Like begets like in the church

We all know like begets like. Horses beget horses, humans beget humans and God begets God. That is, indeed, why the eternal Son – who is himself very God – is begotten not created. There is an obvious reason that you do not get pigs from goats and owls from cows – like begets like.

In churches and seminaries, this principle holds. It is rare for middle class churches to plant working class congregations. It is unusual for seminaries to churn out anyone who isn’t at least a bit academically inclined. As I noted yesterday, we cannot be surprised that UK Evangelicalism remains largely white and middle class when like begets like. As I commented there:

The issue is that our churches reflect the middle class, educated people that run them. They, in turn, send people to colleges run by middle class educated people like them. They, likewise, churn out middle class educated people like them and set requirements that are often only met by middle class educated people like them. Working class people then enter the church and quickly learn this place is not for people like me, leadership is not for people like me and theological training is not for people like me.

I was then sent this tweet on twitter:

Even before we begin suggesting solutions to the problem, it helps to be clear exactly what we are aiming to fix.

Is it a problem that white middle class people come to know the Lord? Of course not! It is something to rejoice in. Is it that working class and BME people aren’t coming to know the Lord? No. In fact, they are typically more ready to respond to the gospel than the middle classes. Is it an issue that middle class people are in church leadership? Again, no. Is it an issue that we want our leaders to be well trained? Nope.

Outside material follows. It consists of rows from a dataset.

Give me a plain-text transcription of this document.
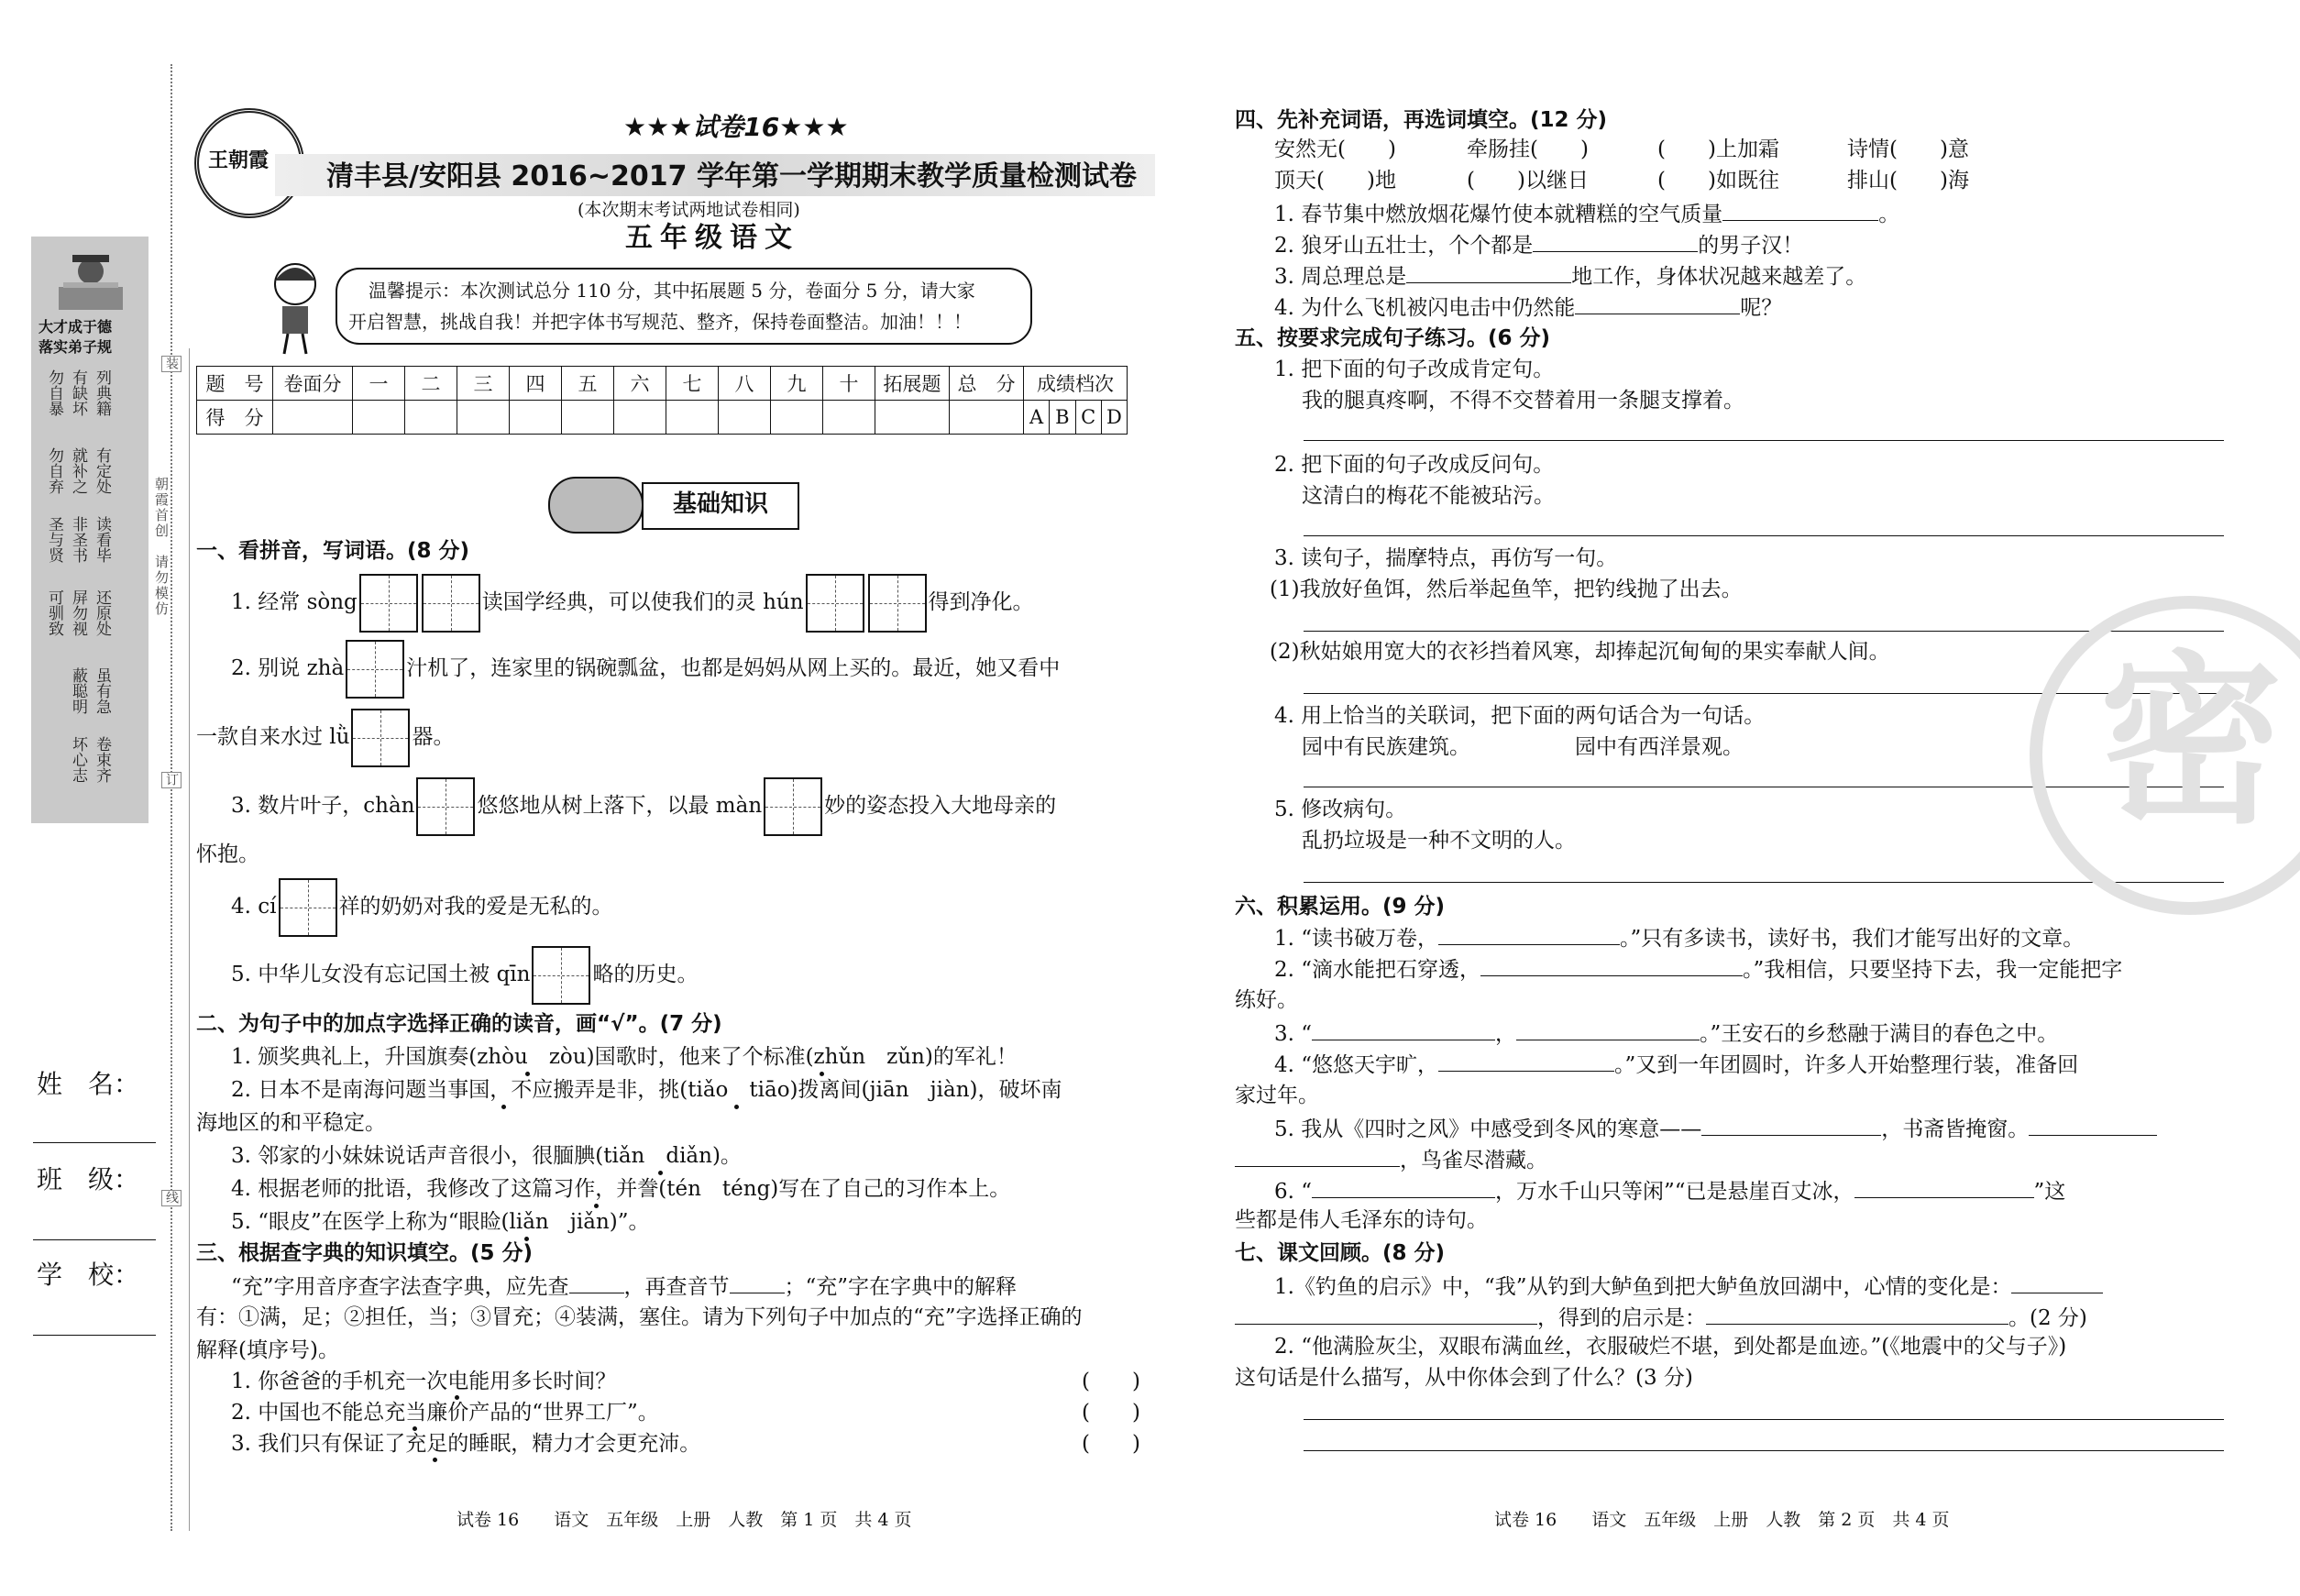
装
订
线
朝霞首创　请勿模仿
大才成于德
落实弟子规
勿自暴 有缺坏 列典籍
勿自弃 就补之 有定处
圣与贤 非圣书 读看毕
可驯致 屏勿视 还原处
蔽聪明 虽有急
坏心志 卷束齐
姓　名：
班　级：
学　校：
王朝霞
★★★试卷16★★★
清丰县/安阳县 2016~2017 学年第一学期期末教学质量检测试卷
(本次期末考试两地试卷相同)
五年级语文
温馨提示：本次测试总分 110 分，其中拓展题 5 分，卷面分 5 分，请大家
开启智慧，挑战自我！并把字体书写规范、整齐，保持卷面整洁。加油！！！
题　号	卷面分	一	二	三	四	五	六	七	八	九	十	拓展题	总　分	成绩档次			
得　分														A	B	C	D
基础知识
一、看拼音，写词语。(8 分)
1. 经常 sòng	读国学经典，可以使我们的灵 hún	得到净化。
2. 别说 zhà	汁机了，连家里的锅碗瓢盆，也都是妈妈从网上买的。最近，她又看中
一款自来水过 lǜ	器。
3. 数片叶子，chàn	悠悠地从树上落下，以最 màn	妙的姿态投入大地母亲的
怀抱。
4. cí	祥的奶奶对我的爱是无私的。
5. 中华儿女没有忘记国土被 qīn	略的历史。
二、为句子中的加点字选择正确的读音，画“√”。(7 分)
1. 颁奖典礼上，升国旗奏(zhòu　zòu)国歌时，他来了个标准(zhǔn　zǔn)的军礼！
2. 日本不是南海问题当事国，不应搬弄是非，挑(tiǎo　tiāo)拨离间(jiān　jiàn)，破坏南
海地区的和平稳定。
3. 邻家的小妹妹说话声音很小，很腼腆(tiǎn　diǎn)。
4. 根据老师的批语，我修改了这篇习作，并誊(tén　téng)写在了自己的习作本上。
5. “眼皮”在医学上称为“眼睑(liǎn　jiǎn)”。
三、根据查字典的知识填空。(5 分)
“充”字用音序查字法查字典，应先查	，再查音节	；“充”字在字典中的解释
有：①满，足；②担任，当；③冒充；④装满，塞住。请为下列句子中加点的“充”字选择正确的
解释(填序号)。
1. 你爸爸的手机充一次电能用多长时间？
2. 中国也不能总充当廉价产品的“世界工厂”。
3. 我们只有保证了充足的睡眠，精力才会更充沛。
(　　)
(　　)
(　　)
试卷 16　　语文　五年级　上册　人教　第 1 页　共 4 页
四、先补充词语，再选词填空。(12 分)
安然无(　　)	牵肠挂(　　)	(　　)上加霜	诗情(　　)意
顶天(　　)地	(　　)以继日	(　　)如既往	排山(　　)海
1. 春节集中燃放烟花爆竹使本就糟糕的空气质量	。
2. 狼牙山五壮士，个个都是	的男子汉！
3. 周总理总是	地工作，身体状况越来越差了。
4. 为什么飞机被闪电击中仍然能	呢？
五、按要求完成句子练习。(6 分)
1. 把下面的句子改成肯定句。
我的腿真疼啊，不得不交替着用一条腿支撑着。
2. 把下面的句子改成反问句。
这清白的梅花不能被玷污。
3. 读句子，揣摩特点，再仿写一句。
(1)我放好鱼饵，然后举起鱼竿，把钓线抛了出去。
(2)秋姑娘用宽大的衣衫挡着风寒，却捧起沉甸甸的果实奉献人间。
4. 用上恰当的关联词，把下面的两句话合为一句话。
园中有民族建筑。	园中有西洋景观。
5. 修改病句。
乱扔垃圾是一种不文明的人。
六、积累运用。(9 分)
1. “读书破万卷，	。”只有多读书，读好书，我们才能写出好的文章。
2. “滴水能把石穿透，	。”我相信，只要坚持下去，我一定能把字
练好。
3. “	，	。”王安石的乡愁融于满目的春色之中。
4. “悠悠天宇旷，	。”又到一年团圆时，许多人开始整理行装，准备回
家过年。
5. 我从《四时之风》中感受到冬风的寒意——	，书斋皆掩窗。
，鸟雀尽潜藏。
6. “	，万水千山只等闲”“已是悬崖百丈冰，	”这
些都是伟人毛泽东的诗句。
七、课文回顾。(8 分)
1.《钓鱼的启示》中，“我”从钓到大鲈鱼到把大鲈鱼放回湖中，心情的变化是：
，得到的启示是：	。(2 分)
2. “他满脸灰尘，双眼布满血丝，衣服破烂不堪，到处都是血迹。”(《地震中的父与子》)
这句话是什么描写，从中你体会到了什么？(3 分)
密
试卷 16　　语文　五年级　上册　人教　第 2 页　共 4 页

So what, precisely, are we trying to address? First, there is a general underrepresentation of working class and BME people in British Evangelical churches. If we use the somewhat leaden measure of a university degree to measure class (NB: obviously some working class people gain degrees and some middle class people don’t), a measure that is apparently difficult to discern, either 27, 34 or 40 per cent of the UK population hold a university degree depending on the study you use. At best, this means 60% of the UK population have not been to university and do not hold a degree. British Evangelical churches do not generally have 60% of their membership from non-degree educated backgrounds. BME members should make up 10% of the movement and, whilst churches in certain areas are never likely to have any, some areas ought to see 40-50% of their congregations made up of BME people. We fair badly on this figure.

Second, the underrepresentation of working class and BME people in our churches, in general, is replicated among our leadership. Regarding the latter, London has a few, though almost certainly not a representative figure – there is not a chance 40% of London Evangelical churches are led by BME minister nor would the wider measure of eldership help. Outside London, I fear we wouldn’t need more than our fingers to count the number of BME pastors (but would be glad to find an 11th finger is useful). I go to the North West Partnership meetings and it wouldn’t be hard for a white supremacist group to take a group photo, change the logo and use it for their own marketing. When we represent areas such as Oldham, Rochdale, Blackburn, Manchester and Liverpool something is surely awry.

Of course, a largely white middle class movement is going to produce largely white middle class progeny. The issue is that Evangelicalism is overwhelmingly white and middle class to begin with. Worse, we have created cultures within our churches that imply, if not explicitly make clear, that unless you are white and middle class you will not be considered for leadership roles nor will you be sent to theological college.

Some see no problem because they wonder how a working class person, with no qualifications, could possibly cope with formal academic theological degrees. This rather speaks to the culture we have created. We have created a largely middle class movement that insists on academic degrees for its leaders, run by white middle class academics,  which entrenches a largely white middle class leadership that begets people exactly like themselves.

What solutions are available to us? First, we have to be clear that scripture does not demand academic qualifications for those who would be leaders in the church. We must rediscover the primary Biblical criteria for church leaders; namely, godly character. Second, we must recognise that assessing ministry ability is not always best fulfilled through academic criteria. That is, perhaps exams and writing papers is not the best way to determine whether someone is suited to ministry (irrespective of whether those things tell us something worthwhile about an individual or not). Most importantly, we need to make it clear that working class and BME people are just as appropriate for ministry as anyone else.

The fact is, however, we have to deal with the situation as it is. For good or ill, Evangelicalism in Britain is a predominantly white middle class grouping. It’s leadership is overwhelmingly white and university educated. What are we going to do about it? Here are some suggestions.

First, where there are already churches in working class areas, let’s support them both financially and with a ready supply of workers. Second, provide in context training programmes where members of working class churches can access quality training that is recognised by the wider church as a credible basis for ongoing church leadership. Third, offering assessment criteria that does not unfairly privilege the middle class educated. Fourth, make effort to evidence the belief (which I desperately hope we all hold) that working class and BME people may be used greatly by the Lord to lead his churches. This includes giving working class and BME people opportunities to lead and preach in our services as well as making opportunities for them as officers of the church. Fifth, it means white middle class people getting off their high horses, taking their hands off their noses and putting themselves in a position whereby they are willing to move to deprived areas and plant churches amongst people who are not like them. Sixth, it means making a conscious effort to train those reached by such churches and providing genuine pathways for them into church leadership.